There are many key performance indicators (KPIs) of a successful bug bounty program–some that matter more to program owners, and some that matter more to researchers. At bugcrowd we aim at aligning the importance of these KPIs between all involved parties to articulate better what is most helpful and valuable to each.
In this post, we will explore the ever important metric, response time. This value is a key factor in both maintaining a healthy and successful program, as well as keeping researchers engaged and involved. Communication, both in swiftness and effectiveness, is key to staying on the same page throughout the vulnerability reporting and review process. Our recent post regarding proper escalation paths when communication falls through is proof of that.

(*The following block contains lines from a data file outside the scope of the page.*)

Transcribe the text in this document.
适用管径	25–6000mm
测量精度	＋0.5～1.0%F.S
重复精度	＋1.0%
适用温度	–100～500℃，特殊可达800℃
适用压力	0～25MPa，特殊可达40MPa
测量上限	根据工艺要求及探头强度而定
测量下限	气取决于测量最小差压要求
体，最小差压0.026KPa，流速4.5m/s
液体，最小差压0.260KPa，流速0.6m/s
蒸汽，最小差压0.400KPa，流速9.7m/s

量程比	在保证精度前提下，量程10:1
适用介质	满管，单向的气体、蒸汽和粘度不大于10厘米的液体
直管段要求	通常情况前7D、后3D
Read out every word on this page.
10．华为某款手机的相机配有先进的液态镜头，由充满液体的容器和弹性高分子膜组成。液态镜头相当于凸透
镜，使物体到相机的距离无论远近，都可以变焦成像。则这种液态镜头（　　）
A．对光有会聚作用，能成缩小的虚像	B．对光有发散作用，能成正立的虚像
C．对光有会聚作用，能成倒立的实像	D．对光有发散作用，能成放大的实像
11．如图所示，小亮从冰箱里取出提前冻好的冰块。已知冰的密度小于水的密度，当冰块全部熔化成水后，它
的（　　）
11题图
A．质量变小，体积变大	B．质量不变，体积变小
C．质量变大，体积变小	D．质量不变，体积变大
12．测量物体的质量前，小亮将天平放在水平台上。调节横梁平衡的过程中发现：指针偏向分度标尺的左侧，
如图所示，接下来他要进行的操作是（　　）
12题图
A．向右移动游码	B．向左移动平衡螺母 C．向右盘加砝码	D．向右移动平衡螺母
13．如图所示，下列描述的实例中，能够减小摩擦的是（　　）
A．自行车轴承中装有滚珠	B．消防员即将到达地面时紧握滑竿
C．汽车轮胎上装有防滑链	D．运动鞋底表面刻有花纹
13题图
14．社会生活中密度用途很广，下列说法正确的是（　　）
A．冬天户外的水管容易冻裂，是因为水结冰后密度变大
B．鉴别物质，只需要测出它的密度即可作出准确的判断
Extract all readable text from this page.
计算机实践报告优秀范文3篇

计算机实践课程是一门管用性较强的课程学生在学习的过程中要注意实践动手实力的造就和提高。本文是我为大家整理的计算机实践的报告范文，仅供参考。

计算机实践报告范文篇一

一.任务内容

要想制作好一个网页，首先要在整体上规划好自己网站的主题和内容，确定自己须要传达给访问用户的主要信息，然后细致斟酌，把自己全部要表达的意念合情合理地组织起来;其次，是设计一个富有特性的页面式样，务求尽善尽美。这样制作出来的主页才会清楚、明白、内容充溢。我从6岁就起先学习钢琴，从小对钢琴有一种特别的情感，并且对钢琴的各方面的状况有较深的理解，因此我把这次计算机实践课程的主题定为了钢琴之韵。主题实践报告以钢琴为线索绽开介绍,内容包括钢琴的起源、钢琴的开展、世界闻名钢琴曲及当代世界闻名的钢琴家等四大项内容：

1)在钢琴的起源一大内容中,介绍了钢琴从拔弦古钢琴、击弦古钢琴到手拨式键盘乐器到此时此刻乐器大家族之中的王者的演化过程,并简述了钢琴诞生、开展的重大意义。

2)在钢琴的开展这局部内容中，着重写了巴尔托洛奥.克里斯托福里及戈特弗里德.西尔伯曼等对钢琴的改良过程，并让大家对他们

Please keep in mind that this post is primarily targeted towards those running ongoing programs–both public and private–although it is also important to review submissions quickly once your On-Demand Program has closed.
A brief overview of the bug submission process:
What is a ‘good’ response time?
Response time is measured as the time between when a customer receives a triaged bug, to the time they respond to the submission. We expect that all submissions are responded to within 14 days, but obviously, quicker is better. Our winner of the first annual Buggy Awards for ‘Best Response Time,’ Fitbit, had a response time of less than one day, which, while amazing, may be unrealistic for some organizations.
In general, we rarely receive support inquiries for bugs triaged inside of a week, although 4-5 business days is an ideal and realistic benchmark to aim for.
We understand that reviewing submissions is not the only task you have to do each day. However, it is incredibly important for the program's health and success that someone on your team is allocating some time every day or so to stay up to date on submissions. Read more about setting your program up for success in our post, Step Zero.
Why is having a good response time critical?
It may go without saying that it’s crucial that you’re reviewing and patching incoming vulnerabilities quickly to decrease redundancy in testing, and obviously, (hopefully) be less vulnerable. Beyond that, however, there is a trickle down effect of consistently reviewing submissions quickly.
To researchers, having a better than average response time is a sign of a well-run program–that the program owners care about the submissions coming in, and they take their program seriously.
In a recent survey, we asked a segment of researchers which program was their favorite and why. After 'high rewards' and 'difficult targets,' the most common positive attribute was related to their responsiveness.
Cutting through the noise
Positive reputation goes a long way.
Keep in mind that there isn't an infinite number of qualified testers participating in bounty programs. Similar to researchers competing to be the first to discover a bug, you are competing to attract top talent. You, as a program owner, need researchers to invest their time and effort into testing your application. By nurturing a healthy relationship and positive reputation throughout the researcher community, your program will stand out amongst the bounty programs out there–to your benefit.
As you should understand by now, one of the top benefits of running an ongoing bounty program is continuous testing. To get as close to 24/7 testing as possible, it’s crucial to maintain a good relationship with the researcher community and stand apart from the competition. If researchers know that the effort they invest will be reviewed and acted upon in a reasonable timeframe, there’s a stronger chance that they’ll continuously test.
The key is to be a good member of the bug bounty community.
This is a very symbiotic relationship; researchers and customers must work together, and understand one another's needs, which is why we invest heavily in communicating the expected behaviors and what it takes to make a program successful. You’ll be seeing more of these types of posts in the future.